When we don't try to teach kids "on schedule," they will learn at
widely varying times. One of my kids learned to read fluently at 3
years old and another at 8 years old. A 17 yo unschooler I know well
didn't learn to read until he was 12 or 13. It is to be expected. My
suggestion to you is to stop comparing your kid to other kids - look
ONLY at your own kid and notice what he IS doing, not what he isn't
doing. You never help a kid by focusing on what he doesn't know - you
help them by supporting what they ARE doing, what they enjoy, what
they are passionately pursuing. This is where trust is required for
unschooling parents - you have to be totally okay with kids learning
on their own timetable. You have to be so sure that the WILL learn
what they need to learn that you simply stop worrying about it - you
live each hour of each day enjoying what your kids are doing, not
feeling concerned about what they aren't doing.

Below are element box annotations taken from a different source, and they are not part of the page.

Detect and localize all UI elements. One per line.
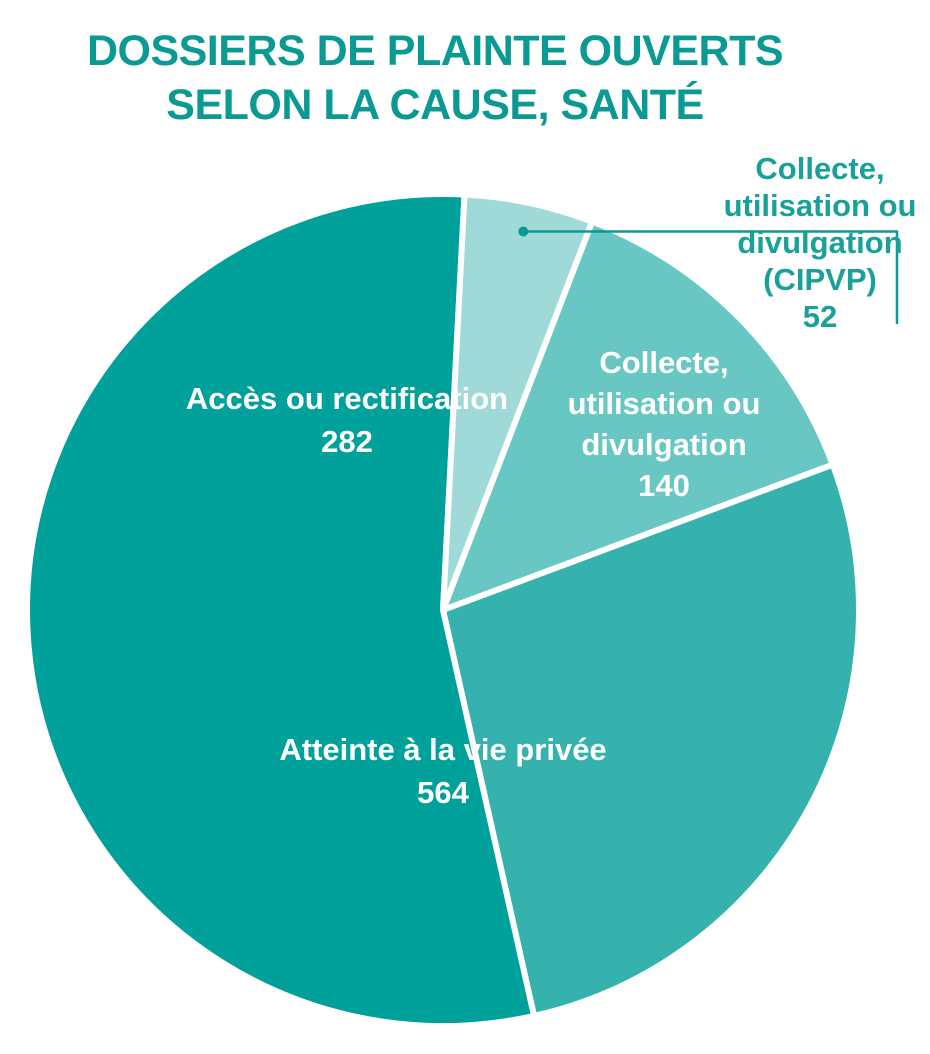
chart-title-line-2: SELON LA CAUSE, SANTÉ [166, 81, 704, 129]
slice-label-4-line-5: 52 [803, 299, 837, 334]
slice-label-4-line-1: Collecte, [755, 151, 884, 186]
slice-label-4-line-4: (CIPVP) [763, 262, 877, 297]
slice-label-1-line-4: 140 [638, 468, 690, 503]
slice-label-3-line-1: Atteinte à la vie privée [279, 732, 606, 767]
slice-label-4: Collecte, utilisation ou divulgation (CIPVP… [724, 151, 917, 334]
callout-line [523, 230, 899, 324]
slice-label-4-line-3: divulgation [737, 225, 902, 260]
slice-labels: Collecte, utilisation ou divulgation 140Acc… [186, 151, 917, 810]
pie-slice-2 [440, 461, 862, 1019]
pie-slice-4 [440, 191, 596, 613]
chart-title-line-1: DOSSIERS DE PLAINTE OUVERTS [86, 27, 784, 75]
slice-label-1: Collecte, utilisation ou divulgation 140 [568, 345, 761, 503]
pie-slice-1 [440, 218, 836, 613]
slice-label-1-line-1: Collecte, [599, 345, 728, 380]
slice-label-4-line-2: utilisation ou [724, 188, 917, 223]
slice-label-2-line-1: Accès ou rectification [186, 381, 508, 416]
slice-label-1-line-3: divulgation [581, 427, 746, 462]
slice-label-1-line-2: utilisation ou [568, 386, 761, 421]
chart-title: DOSSIERS DE PLAINTE OUVERTS SELON LA CAU… [0, 24, 870, 132]
slice-label-2-line-2: 282 [321, 424, 373, 459]
callout-leader [518, 226, 899, 324]
slice-label-3: Atteinte à la vie privée 564 [279, 732, 606, 810]
slice-label-3-line-2: 564 [417, 775, 469, 810]
pie-slices [24, 191, 862, 1029]
pie-slice-3 [24, 191, 538, 1029]
slice-label-2: Accès ou rectification 282 [186, 381, 508, 459]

Writing is about having something to say. The BEST road to writing is
lots and lots of great experiences, lots of discussion, lots of
pretend play, lots of stories and tv and movies and games and,
eventually, a reason to want to write something down. Every time he
tells you about a game he is playing or about the lego creation and
just made, or about what he did at his friend's house, or anything
else, THAT is him practicing "writing." Later, he'll learn to get it
on paper if there is reason for it, but that is just a technicality.

If you are worrying about the mechanics of writing letters - please
don't. ANY activity that involves him using his arms, hands, and
fingers, is helping him develop the muscles he'll eventually use in
writing. He doesn't need to actually BE writing to develop those
small muscles.

There is GREAT danger in too-early academics. I've seen it - I've
watched schools and homeschool parents doing academics with young
children and watched the children develop supposed learning
disabilities. I am firmly convinced that those disabilities would
never have arisen if the children were allowed to play and learn at
their own speed. Don't feel pangs of worry that your child is behind
other young children who appear to be doing academics - feel SORRY
for those families because they are very likely to be facing a number
of possible problems that result FROM pushing the early academics.
Even if they manage to not create learning disabilities, there lots
of other negative consequences possible. Please read "Miseducation:
Preschoolers at Risk" by David Elkind. His ideas and evidence is
applied to kids 5 and under - but I truly believe that his arguments
are equally true for older kids, too.